Esthétique de "Sans titre"

« Tout, autour de lui, était trouble et vacillement, prise incertaine ; on eût dit que le monde tissé par les hommes se défaisait maille à maille : il ne restait qu’une attente pure, aveugle, où la nuit d’étoiles, les bois perdus, l’énorme vague nocturne qui se gonflait et montait derrière l’horizon vous dépouillaient brutalement, comme le déferlement des vagues derrière la dune donne soudain l’envie d’être nu ».

Julien GRACQ, 1958, Un balcon en forêt, Éditions José Corti.

_________________
Note :
2. « Confins, lisières, frontières, effectivement, sont des lieux qui m'attirent en imagination : ce sont des lieux sous tension, et peut-être cette tension est-elle - matérialisée, localisée – l'équivalent de ce qu'est la tension latente entre ses personnages pour un romancier psychologue : un stimulant imaginatif initial.
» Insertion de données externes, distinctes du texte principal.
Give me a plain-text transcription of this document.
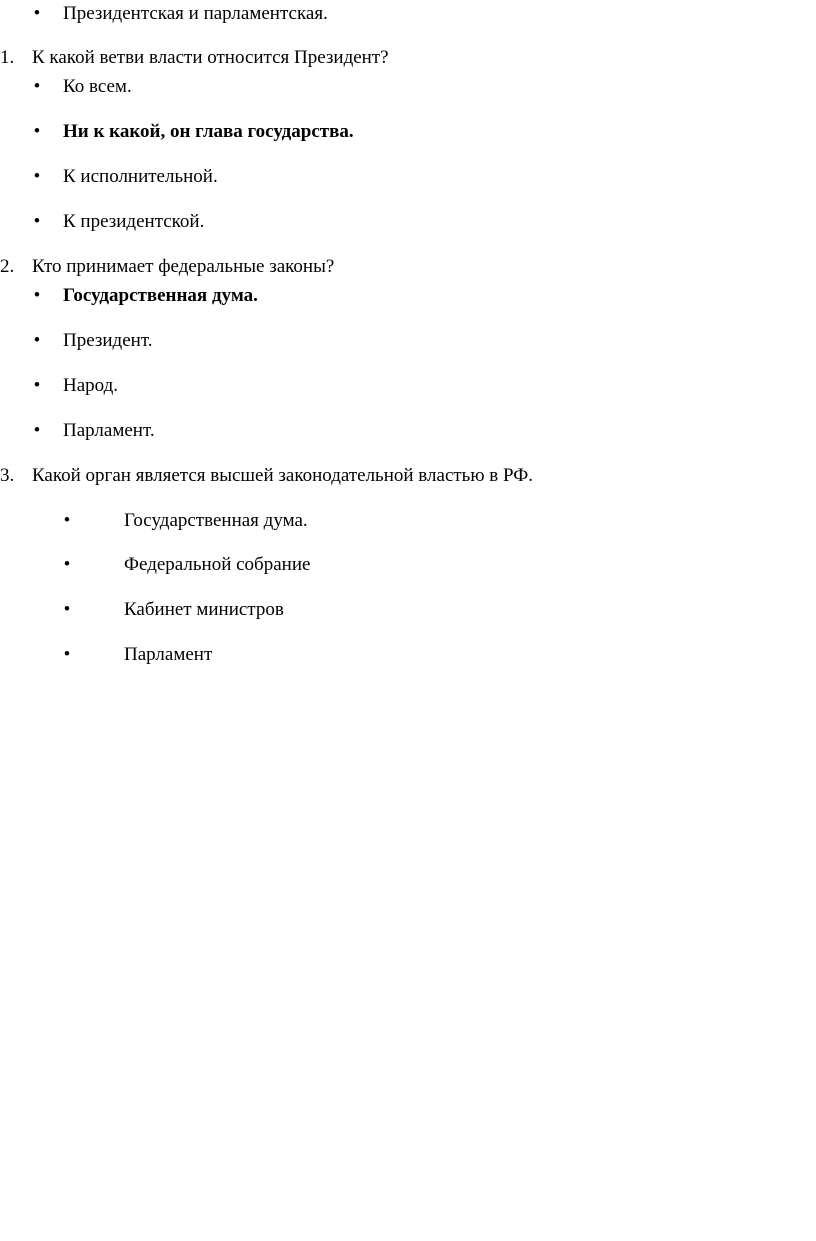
• Президентская и парламентская.
1. К какой ветви власти относится Президент?
• Ко всем.
• Ни к какой, он глава государства.
• К исполнительной.
• К президентской.
2. Кто принимает федеральные законы?
• Государственная дума.
• Президент.
• Народ.
• Парламент.
3. Какой орган является высшей законодательной властью в РФ.
•	Государственная дума.
•	Федеральной собрание
•	Кабинет министров
•	Парламент
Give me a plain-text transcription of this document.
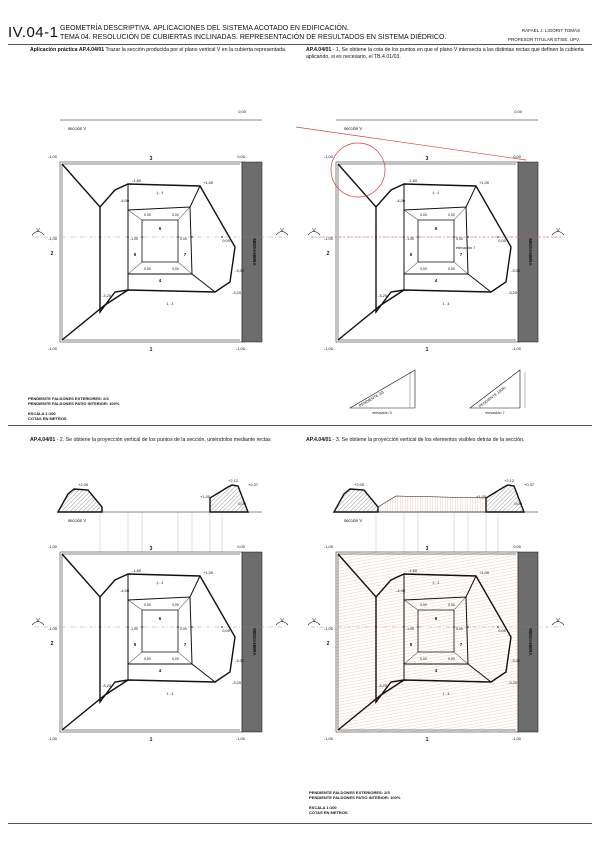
IV.04-1 GEOMETRÍA DESCRIPTIVA. APLICACIONES DEL SISTEMA ACOTADO EN EDIFICACIÓN.
TEMA 04. RESOLUCIÓN DE CUBIERTAS INCLINADAS. REPRESENTACIÓN DE RESULTADOS EN SISTEMA DIÉDRICO.
RAFAEL J. LIGORIT TOMÁS
PROFESOR TITULAR ETSIE. UPV.
Aplicación práctica AP.4.04/01 Trazar la sección producida por el plano vertical V en la cubierta representada.	AP.4.04/01 - 1. Se obtiene la cota de los puntos en que el plano V intersecta a las distintas rectas que definen la cubierta aplicando, si es necesario, el TB.4.01/03.
AP.4.04/01 - 2. Se obtiene la proyección vertical de los puntos de la sección, uniéndolos mediante rectas	AP.4.04/01 - 3. Se obtiene la proyección vertical de los elementos visibles detrás de la sección.
PENDIENTE FALDONES EXTERIORES: 2/3
PENDIENTE FALDONES PATIO INTERIOR: 100%
ESCALA 1:100
COTAS EN METROS
PENDIENTE FALDONES EXTERIORES: 2/3
PENDIENTE FALDONES PATIO INTERIOR: 100%
ESCALA 1:100
COTAS EN METROS
sección V
0,00
MEDIANERA
V	V
-1,00	0,00
-1,00	-1,00
-1,00	0,00
-1,60	+1,00
-4,00
-3,00
-3,20
-3,20
0,00	0,00
0,00	0,00
-1,00	0,00
3
1
2
6
5	7
4
3 - 4
1 - 4
sección V
0,00
MEDIANERA
V	V
-1,00	0,00
-1,00	-1,00
-1,00	0,00
-1,60	+1,00
-4,00
-3,00
-3,20
-3,20
0,00	0,00
0,00	0,00
-1,00	0,00
3
1
2
6
5	7
4
3 - 4
1 - 4
elevación 7
PENDIENTE 2/3
elevación 3
PENDIENTE 100%
elevación 7
sección V
+2,00
+2,12
+0,37
+1,00
MEDIANERA
V	V
-1,00	0,00
-1,00	-1,00
-1,00	0,00
-1,60	+1,00
-4,00
-3,00
-3,20
-3,20
0,00	0,00
0,00	0,00
-1,00	0,00
3
1
2
6
5	7
4
3 - 4
1 - 4
sección V
+2,00
+2,12
+0,37
+1,00
MEDIANERA
V	V
-1,00	0,00
-1,00	-1,00
-1,00	0,00
-1,60	+1,00
-4,00
-3,00
-3,20
-3,20
0,00	0,00
0,00	0,00
-1,00	0,00
3
1
2
6
5	7
4
3 - 4
1 - 4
Il arrive le plus souvent que les personnages, dans mes romans, soient eux-même mis, par rapport à la société, dans une situation de « lisière », par une guerre, par des vacances, par une mise en disponibilité quelconque sorte que cette mise en tension du lieu de l'action mobilise plus décisivement des personnages qui sont eux-mêmes momentanément sancrés : c'est du moins l'idée que je m'en fais »(nous soulignons).
Julien GRACQ, Entretiens avec Jean Carrière, OC, t. II, p. 1262.



GLOSSAIRE

Hyperesthésie  : Selon l'esthétique, sensibilité accrue à des sensations lumineuses, auditives  propres à susciter des affects sans qu'une douleur physique apparaisse. Ainsi, peut-on être sensible à des oeuvres littéraires, pictoriales, cinématographiques, architecturales ou simplement des situations de vie pour peu qu'on soit ouvert, disponible à accueillir l'instant propice. 


Templum des augures : Dans la religion romaine, le rôle des augures est de prendre les auspices, pour s'assurer que les dieux sont favorables aux décisions que l'on veut adopter. Ils déchiffre la volonté divine dans le vol des oiseaux ("aves") qu'ils regardant ("-spicere") dans un espace  délimité dans le ciel, le templum avec son « lituus » (bâton). S'il voit un oiseau dans la partie gauche du ciel ("sinister », sinistre), c'est un oiseau de mauvais augure ; dans le cas contraire ( "dexter"), l'oiseau est un signe positif. Les dieux montrent ainsi leur volonté au travers des présages. (Tite-Live, Histoire romaine). Templum a désigné plus tard l'édifice religieux rectangulaire entouré d'une colonnade ; il abrite la statue du dieu, mais c'est à l'extérieur que se déroulent les cérémonies.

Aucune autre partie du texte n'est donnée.